La ou les explosions des réacteurs 1 et 3, état du réacteur 4
Certes, pas d'explosion de réacteur à proprement parler, mais des explosions ont tout de même eu lieu. Ce sont les enveloppes qui ont explosé. Si les sécurités concernant les réacteurs en eux même ont bien fonctionné lors du tremblement de Terre, il n'en a pas été de même pour les circuits de refroidissement. Or, même une fois arrêtés, les réacteurs ont besoin d'être refroidis pour éviter des surchauffes.
Si la centrale a résisté au tremblement de terre lui même, le tsunami qui a suivi a très fortement endommagé les circuits de refroidissement. La température dans les différents circuits s'est mise à monter ainsi que la pression. Que s'est il passé ensuite ? Nous ne pouvons que formuler des hypothèses...
Des explosions d'hydrogène ont eu lieu, l'émission de molécules de dihydrogène peut être causée de deux manières. Portée à haute température (2000°C), l'eau se décompose de la manière suivante: 2 H2O -> 2 H2 + O2, la vapeur d'eau devient alors un mélange explosif de dioxygène et de dihydrogène. La production de dihydrogène peut également venir de la réaction entre le zirconium qui gaine le combustible nucléaire et l'eau du système de refroidissement. Au delà d'une certaine température le zirconium s'oxyde au contact de la vapeur d'eau avec production de dihydrogène: Zr + 2H2O –> ZrO2 + 2H2. Dans tous les cas, le cœur du réacteur est enfermé dans une enveloppe bien plus solide que l'enveloppe externe, c'est ce qui fait que le réacteur à moins souffert que les enveloppes extérieures. C'est aussi le cas pour le réacteur 3, mais il a tout de même été endommagé.

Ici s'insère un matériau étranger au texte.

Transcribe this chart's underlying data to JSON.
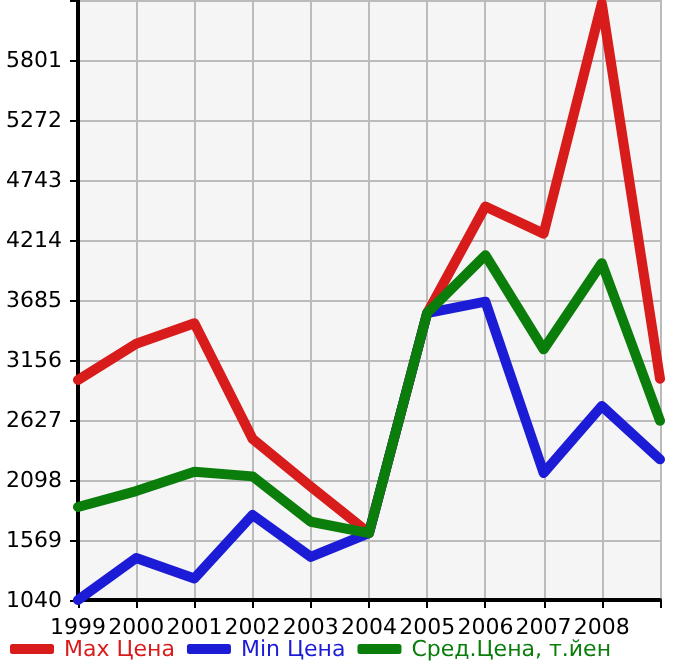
{
  "chart_data": {
    "type": "line",
    "x": [
      1999,
      2000,
      2001,
      2002,
      2003,
      2004,
      2005,
      2006,
      2007,
      2008,
      2009
    ],
    "series": [
      {
        "name": "Max Цена",
        "color": "#d81b1b",
        "values": [
          2980,
          3300,
          3480,
          2460,
          2040,
          1630,
          3570,
          4510,
          4270,
          6300,
          2990
        ]
      },
      {
        "name": "Min Цена",
        "color": "#1c1cd6",
        "values": [
          1040,
          1410,
          1230,
          1790,
          1420,
          1630,
          3570,
          3670,
          2160,
          2750,
          2280
        ]
      },
      {
        "name": "Сред.Цена, т.йен",
        "color": "#0a7d0a",
        "values": [
          1860,
          2000,
          2170,
          2130,
          1730,
          1630,
          3570,
          4080,
          3250,
          4010,
          2620
        ]
      }
    ],
    "xlim": [
      1999,
      2009
    ],
    "xticks": [
      1999,
      2000,
      2001,
      2002,
      2003,
      2004,
      2005,
      2006,
      2007,
      2008,
      {
        "value": 2009,
        "label": null
      }
    ],
    "ylim": [
      1040,
      6330
    ],
    "yticks": [
      1040,
      1569,
      2098,
      2627,
      3156,
      3685,
      4214,
      4743,
      5272,
      5801,
      {
        "value": 6330,
        "label": null
      }
    ],
    "grid": true,
    "legend": "bottom",
    "marker": "none",
    "line_style": "solid"
  }
}
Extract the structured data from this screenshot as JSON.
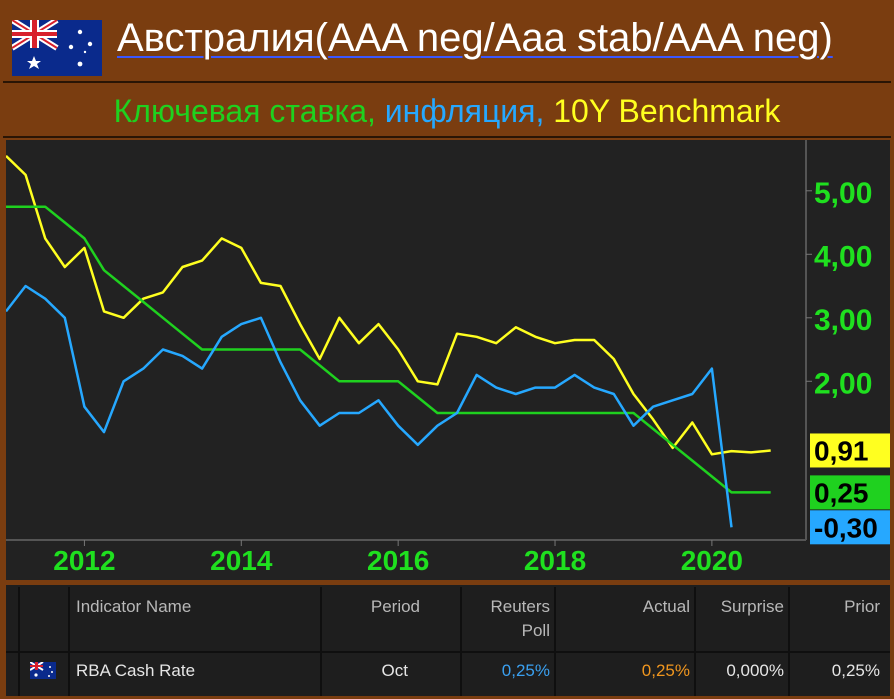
{
  "title": "Австралия(AAA neg/Aaa stab/AAA neg)",
  "subtitle": {
    "rate": "Ключевая ставка,",
    "inflation": "инфляция,",
    "benchmark": "10Y Benchmark"
  },
  "colors": {
    "background": "#7a3d10",
    "chart_bg": "#222222",
    "rate": "#1fd11f",
    "inflation": "#26a8ff",
    "benchmark": "#ffff20"
  },
  "chart_data": {
    "type": "line",
    "x_ticks": [
      "2012",
      "2014",
      "2016",
      "2018",
      "2020"
    ],
    "y_ticks": [
      "5,00",
      "4,00",
      "3,00",
      "2,00"
    ],
    "xlim": [
      2011.0,
      2021.2
    ],
    "ylim": [
      -0.5,
      5.8
    ],
    "grid": false,
    "end_labels": [
      "0,91",
      "0,25",
      "-0,30"
    ],
    "series": [
      {
        "key": "benchmark",
        "color": "#ffff20",
        "x": [
          2011.0,
          2011.25,
          2011.5,
          2011.75,
          2012.0,
          2012.25,
          2012.5,
          2012.75,
          2013.0,
          2013.25,
          2013.5,
          2013.75,
          2014.0,
          2014.25,
          2014.5,
          2014.75,
          2015.0,
          2015.25,
          2015.5,
          2015.75,
          2016.0,
          2016.25,
          2016.5,
          2016.75,
          2017.0,
          2017.25,
          2017.5,
          2017.75,
          2018.0,
          2018.25,
          2018.5,
          2018.75,
          2019.0,
          2019.25,
          2019.5,
          2019.75,
          2020.0,
          2020.25,
          2020.5,
          2020.75
        ],
        "values": [
          5.55,
          5.25,
          4.25,
          3.8,
          4.1,
          3.1,
          3.0,
          3.3,
          3.4,
          3.8,
          3.9,
          4.25,
          4.1,
          3.55,
          3.5,
          2.9,
          2.35,
          3.0,
          2.6,
          2.9,
          2.5,
          2.0,
          1.95,
          2.75,
          2.7,
          2.6,
          2.85,
          2.7,
          2.6,
          2.65,
          2.65,
          2.35,
          1.8,
          1.4,
          0.95,
          1.35,
          0.85,
          0.9,
          0.88,
          0.91
        ]
      },
      {
        "key": "rate",
        "color": "#1fd11f",
        "x": [
          2011.0,
          2011.25,
          2011.5,
          2011.75,
          2012.0,
          2012.25,
          2012.5,
          2012.75,
          2013.0,
          2013.25,
          2013.5,
          2013.75,
          2014.0,
          2014.25,
          2014.5,
          2014.75,
          2015.0,
          2015.25,
          2015.5,
          2015.75,
          2016.0,
          2016.25,
          2016.5,
          2016.75,
          2017.0,
          2017.25,
          2017.5,
          2017.75,
          2018.0,
          2018.25,
          2018.5,
          2018.75,
          2019.0,
          2019.25,
          2019.5,
          2019.75,
          2020.0,
          2020.25,
          2020.5,
          2020.75
        ],
        "values": [
          4.75,
          4.75,
          4.75,
          4.5,
          4.25,
          3.75,
          3.5,
          3.25,
          3.0,
          2.75,
          2.5,
          2.5,
          2.5,
          2.5,
          2.5,
          2.5,
          2.25,
          2.0,
          2.0,
          2.0,
          2.0,
          1.75,
          1.5,
          1.5,
          1.5,
          1.5,
          1.5,
          1.5,
          1.5,
          1.5,
          1.5,
          1.5,
          1.5,
          1.25,
          1.0,
          0.75,
          0.5,
          0.25,
          0.25,
          0.25
        ]
      },
      {
        "key": "inflation",
        "color": "#26a8ff",
        "x": [
          2011.0,
          2011.25,
          2011.5,
          2011.75,
          2012.0,
          2012.25,
          2012.5,
          2012.75,
          2013.0,
          2013.25,
          2013.5,
          2013.75,
          2014.0,
          2014.25,
          2014.5,
          2014.75,
          2015.0,
          2015.25,
          2015.5,
          2015.75,
          2016.0,
          2016.25,
          2016.5,
          2016.75,
          2017.0,
          2017.25,
          2017.5,
          2017.75,
          2018.0,
          2018.25,
          2018.5,
          2018.75,
          2019.0,
          2019.25,
          2019.5,
          2019.75,
          2020.0,
          2020.25
        ],
        "values": [
          3.1,
          3.5,
          3.3,
          3.0,
          1.6,
          1.2,
          2.0,
          2.2,
          2.5,
          2.4,
          2.2,
          2.7,
          2.9,
          3.0,
          2.3,
          1.7,
          1.3,
          1.5,
          1.5,
          1.7,
          1.3,
          1.0,
          1.3,
          1.5,
          2.1,
          1.9,
          1.8,
          1.9,
          1.9,
          2.1,
          1.9,
          1.8,
          1.3,
          1.6,
          1.7,
          1.8,
          2.2,
          -0.3
        ]
      }
    ]
  },
  "table": {
    "headers": {
      "name": "Indicator Name",
      "period": "Period",
      "poll_line1": "Reuters",
      "poll_line2": "Poll",
      "actual": "Actual",
      "surprise": "Surprise",
      "prior": "Prior"
    },
    "row": {
      "name": "RBA Cash Rate",
      "period": "Oct",
      "poll": "0,25%",
      "actual": "0,25%",
      "surprise": "0,000%",
      "prior": "0,25%"
    },
    "colors": {
      "poll": "#3aa0f0",
      "actual": "#f0961e"
    }
  }
}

Pour le réacteur 4, ce dernier était inactif mais pas complètement stoppé, l'arrêt complet d'un réacteur est une opération qui dure plusieurs mois. De ce fait son combustible a besoin d'être refroidi même hors circuit, comme pour les réacteurs actifs. Un incendie s'est déclaré et après avoir été contenu quelques jours, l'incendie a fini par ravager l'ensemble de l'enveloppe extérieure et l'eau de la piscine de refroidissement placée en surplomb du réacteur s'est complètement vidée.
Radioactivité
Lors des explosions, les circuits primaires semblent avoir été touchés et de l'eau radioactive s'est très certainement échappée. La baisse de radioactivité constatée quelque temps après l'explosion est probablement due à la dispersion des vapeurs dans l'atmosphère. Il est encore délicat de savoir avec précision quels éléments ont été émis et comment la radioactivité va évoluer ces prochains jours.